Haber: Av. Elifsu Dilek Şen

Antalya'nın tarih kokan köşelerinden biri olan Sillyon'daki kazı çalışmaları, 4 bin yıl öncesine uzanan geçmişiyle katılımcılara eşsiz bir deneyim sundu. Kazı alanı sorumlusunu dinleyen gezginler, antik kentin sırlarını öğrenmek için büyük bir heyecanla bilgi aldı. Boran Eser Kavaz’ın organize ettiği bu etkinlik, katılımcılar arasında Antalya merakı sayesinde güzel bir dostluk bağı oluşturdu. Sillyon’un tarihi zenginlikleri ve kazı sürecinin heyecanı, herkesin ilgisini çekti.

Photo 6005772724594657996 Y

Sillyon, Antik Dönem’de Pamphylia Bölgesi’nde Antalya ili, Serik ilçesine bağlı Yanköy Mahallesi Kocagözler Mevkii’ndedir.Sillyon adının Hitit metinlerinde geçen Šalluša’dan türediği ve Grekçe bir isim olmadığı kabul edilen bir görüştür.

Antalya’da Perge ve Aspendos arasındaki alanda Truva Savaşı’ndan sonra Mopsos ve Calchas adlı kahramanlar tarafından kurulduğu kabul edilen ve “keşfedilmemiş bir tarih hazinesi” olarak nitelendirilen Sillyon antik kenti, gün yüzüne çıkarılmaya devam ediyor.

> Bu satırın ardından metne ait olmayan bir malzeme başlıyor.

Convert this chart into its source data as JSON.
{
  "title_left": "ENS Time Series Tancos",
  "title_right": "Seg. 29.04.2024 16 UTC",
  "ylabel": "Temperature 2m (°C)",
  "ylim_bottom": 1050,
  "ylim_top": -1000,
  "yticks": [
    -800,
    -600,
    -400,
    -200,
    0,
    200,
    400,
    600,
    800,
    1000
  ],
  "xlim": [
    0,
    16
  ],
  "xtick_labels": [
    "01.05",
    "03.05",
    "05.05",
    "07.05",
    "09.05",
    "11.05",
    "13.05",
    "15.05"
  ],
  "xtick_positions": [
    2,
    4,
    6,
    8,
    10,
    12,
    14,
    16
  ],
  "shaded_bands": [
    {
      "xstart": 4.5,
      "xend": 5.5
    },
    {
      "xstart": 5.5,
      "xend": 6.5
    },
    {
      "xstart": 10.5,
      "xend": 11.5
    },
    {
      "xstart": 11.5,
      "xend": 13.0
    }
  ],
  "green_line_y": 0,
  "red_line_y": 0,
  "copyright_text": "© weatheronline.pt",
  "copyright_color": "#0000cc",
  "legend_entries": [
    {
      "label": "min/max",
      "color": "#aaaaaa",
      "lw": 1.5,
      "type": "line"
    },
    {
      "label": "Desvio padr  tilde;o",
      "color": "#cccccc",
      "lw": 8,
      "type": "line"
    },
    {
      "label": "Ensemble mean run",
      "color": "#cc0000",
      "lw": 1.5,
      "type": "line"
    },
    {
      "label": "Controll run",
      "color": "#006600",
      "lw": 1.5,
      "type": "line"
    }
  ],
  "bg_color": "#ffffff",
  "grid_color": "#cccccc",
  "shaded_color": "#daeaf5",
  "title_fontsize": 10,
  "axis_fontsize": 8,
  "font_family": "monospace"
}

Pamukkale Üniversitesi İnsan ve Toplum Bilimleri Fakültesi Klasik Arkeoloji Bölümü Öğretim Görevlisi - Sillyon Kazı Başkanı Doç. Dr. Murat Taşkıran  “Bereketli toprakların mağrur kenti Sillyon, arkeolojik kültür varlıkları ve sahip olduğu tarihi değerleri geçmişten günümüze çok katmanlı dokusuyla önemli bir kültürel miras alanıdır. Tarih boyunca kültür ve uygarlıkların birleşme-çatışma noktasında yer alan bu kadim kent, üzerinde birçok medeniyetin izini taşımaktadır. İlk kazı çalışmaları 2020’de başladığını belirtti.

Sillyon Antik Kenti

BÜYÜK İSKENDER’İN ELE GEÇİREMEDİĞİ BİRKAÇ KENTTEN BİRİ

Tarihi 4 bin yıl öncesine dayanan ve Büyük İskenderun Anadolu’da ele geçiremediği birkaç kentten biri olarak bilinen Sillyon, nekropolü, stadyumu, hamamı, Osmanlı Çeşmesi ve Selçuklu Dönemi’nde 13. yüzyılda inşa edilerek günümüze kadar ayakta kalmayı başarmış bölgenin en eski mescitlerin biri olan Kale Mescidi ile öne çıkıyor. Milattan önce dördüncü yüzyılda kendi adını taşıyan madeni parasını basmaya başlayan Sillyon’un bu paraların üzerinde adı Sylviys olarak geçiyor.

Sillyon bir piskoposluk merkezi olmuş ve bu statüsünü uzun süre korumuştur. Sillyon’dan Konstantinos ve Antonius isimli iki patriğin görev yaptığı bilinmektedir. Ayrıca Sillyon’un Hristiyanlık tarihi açısından bölgede önemli bir yere sahip olduğu, kentli piskoposların farklı toplantı ve konsillerde isminin geçmesinden de anlaşılmaktadır. Khalkedon konsülünde Sillyonlu Neon, Constantinopolis konsülünde Sillyonlu Plusianus isimleri geçmektedir.

Kastron, akropolisin batı kesiminde yer almaktadır. Kastronun içinde kuzey duvarına yaslanmış bir praitorion bulunmaktadır. Kastronun sağlam kalan duvarlarında siperlik alanları yer almaktadır. Kastron, kumandanın sarayı veya idari merkez binası olarak işlev görmüştür. Kastronun, kentin Bizans Dönemi’nde akropolise taşınmasından hemen sonra inşa edildiği ve Türk-İslam Dönemi’nde de bir köşk olarak kullanılmaya devam edildiği düşünülmektedir.

Suyu bol olan ve bir garnizon şehri olan Sillyon bir daha ziyaret edeceklerini belirten katılımcılar yeni bir keşfin verdiği mutlulukla geziyi sonlandırdılar.